Morgan Freeman played the part of the white Irish narrator 'Red' in the 'Shawshank Redemption' and no-one noticed that Robert De Niro was cast as a dark-skinned Native American in 'Raging Bull', presumably their acting talent and not the colour of their skin was of more importance to the directors.
Angela, London, UK
this is ridiculous, whilst there may have been black people inhabiting london at the time, it is a fact that Charles Dickens never would heve envisioned a black Nancy ! Political correctness gone mad I think! Its not right. Im a strong belever in keeping along the same lines as history, though I never mind a programme straying however this a complete detour. Black people were living here, of course they were but Nany was not one of them, by all means include other races but not in this kind of role.
Jessica, birmingham,
Black British actors are rarely cast in period or historical dramas despite a black British population being traced back 300 years or more.

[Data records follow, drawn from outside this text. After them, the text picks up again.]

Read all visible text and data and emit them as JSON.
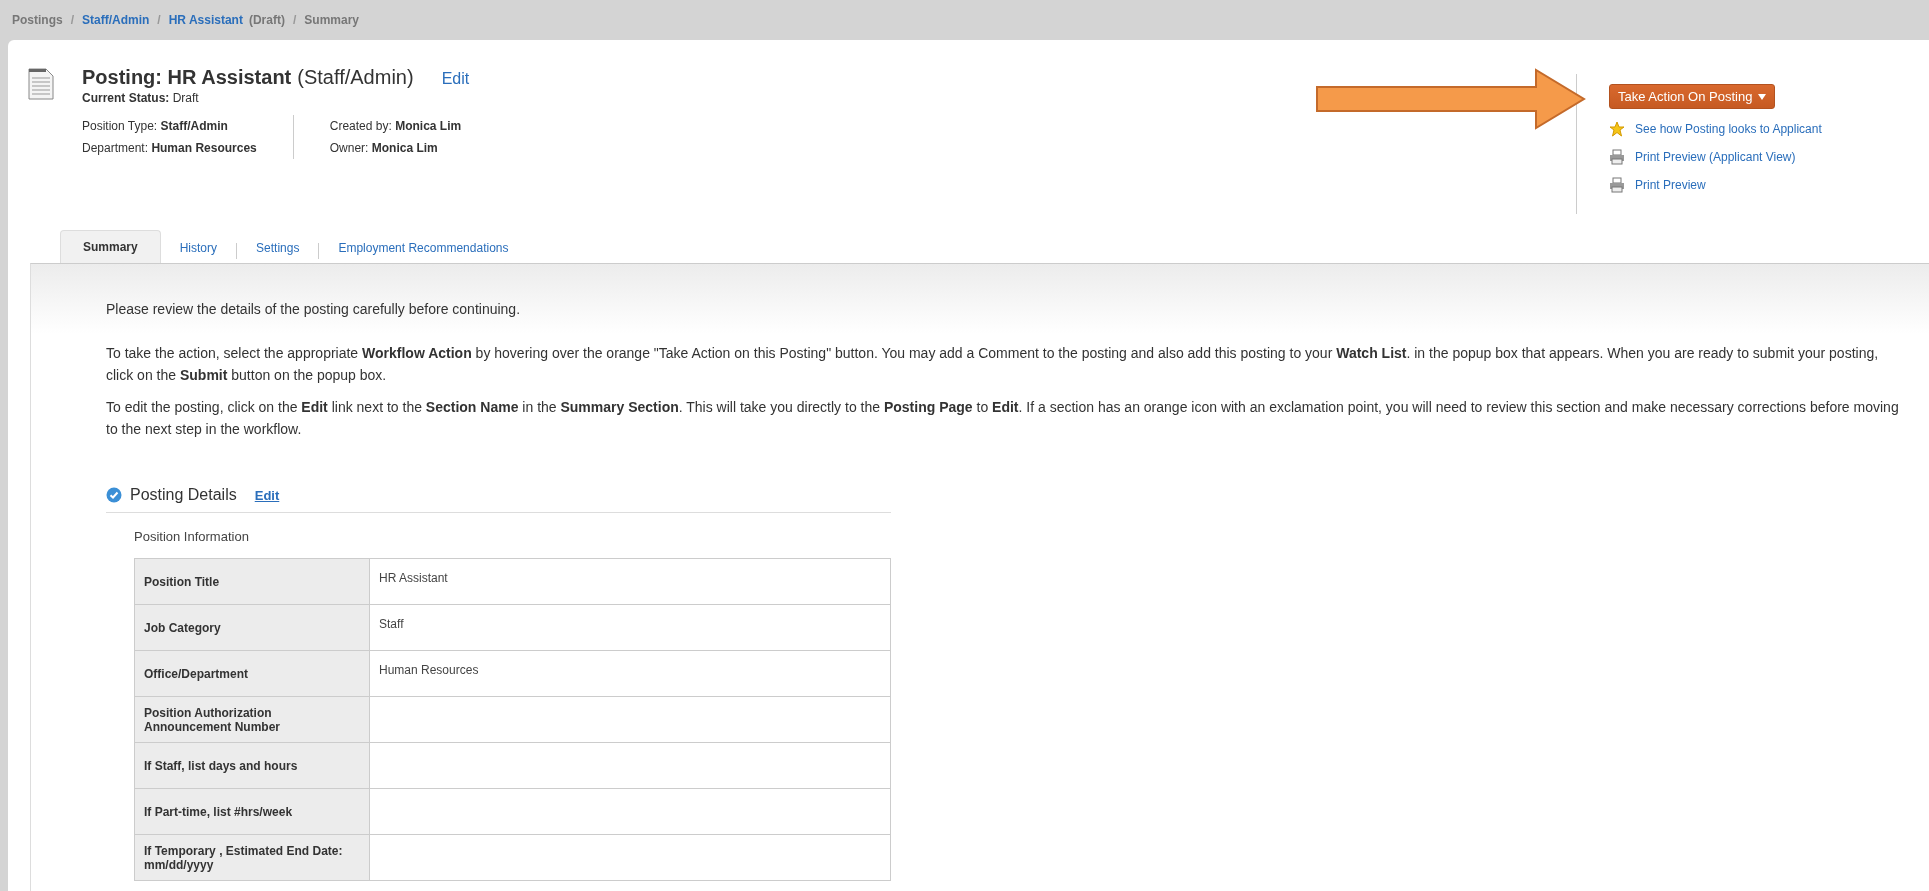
{
  "breadcrumb_separator": "/",
  "breadcrumb": [
    {
      "kind": "text",
      "label": "Postings"
    },
    {
      "kind": "link",
      "label": "Staff/Admin"
    },
    {
      "kind": "link",
      "label": "HR Assistant",
      "suffix": "(Draft)"
    },
    {
      "kind": "text",
      "label": "Summary"
    }
  ],
  "header": {
    "title": "Posting: HR Assistant",
    "title_suffix": "(Staff/Admin)",
    "edit_link": "Edit",
    "status_label": "Current Status:",
    "status": "Draft",
    "fields_left": [
      {
        "label": "Position Type:",
        "value": "Staff/Admin"
      },
      {
        "label": "Department:",
        "value": "Human Resources"
      }
    ],
    "fields_right": [
      {
        "label": "Created by:",
        "value": "Monica Lim"
      },
      {
        "label": "Owner:",
        "value": "Monica Lim"
      }
    ]
  },
  "actions": {
    "button": "Take Action On Posting",
    "links": [
      {
        "kind": "star",
        "label": "See how Posting looks to Applicant"
      },
      {
        "kind": "print",
        "label": "Print Preview (Applicant View)"
      },
      {
        "kind": "print",
        "label": "Print Preview"
      }
    ]
  },
  "tabs": [
    {
      "label": "Summary",
      "selected": true
    },
    {
      "label": "History",
      "selected": false
    },
    {
      "label": "Settings",
      "selected": false
    },
    {
      "label": "Employment Recommendations",
      "selected": false
    }
  ],
  "paragraphs": [
    "Please review the details of the posting carefully before continuing.",
    "To take the action, select the appropriate **Workflow Action** by hovering over the orange \"Take Action on this Posting\" button. You may add a Comment to the posting and also add this posting to your **Watch List**. in the popup box that appears. When you are ready to submit your posting, click on the **Submit** button on the popup box.",
    "To edit the posting, click on the **Edit** link next to the **Section Name** in the **Summary Section**. This will take you directly to the **Posting Page** to **Edit**. If a section has an orange icon with an exclamation point, you will need to review this section and make necessary corrections before moving to the next step in the workflow."
  ],
  "section": {
    "title": "Posting Details",
    "edit_link": "Edit",
    "subtitle": "Position Information",
    "rows": [
      {
        "label": "Position Title",
        "value": "HR Assistant"
      },
      {
        "label": "Job Category",
        "value": "Staff"
      },
      {
        "label": "Office/Department",
        "value": "Human Resources"
      },
      {
        "label": "Position Authorization Announcement Number"
      },
      {
        "label": "If Staff, list days and hours"
      },
      {
        "label": "If Part-time, list #hrs/week"
      },
      {
        "label": "If Temporary , Estimated End Date: mm/dd/yyyy"
      }
    ]
  }
}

I was born here 43 years ago but struggle to find myself represented in British films etc set in the 1980's (any Working Title film you care to name) because of the colour of my skin. Hopefully London will not be 'white-washed' in this latest version of 'Oliver Twist' and be honestly represented as the multi-racial port it seems to have always been.
Angela, London,
Of course, this is not enough - we must have more
representation of all the diverse people on
our unhappy little islands. Where are the buddhist, muslim, chinese people etcetera. The BBC stands
on its merits - so then it shall surely fall as PC
spreads throughout English literature.
Robert, Southampton, England
I don't see the point. Perhaps the next step for bizarre casting should be a black Henry V or Anne Boleyn.
What is wrong with the arts sector? Oliver Twist has been done to death and well on some occasions, my local library is bulging with new literature, why not make challenging plays on the new themes rather than corrupt the old?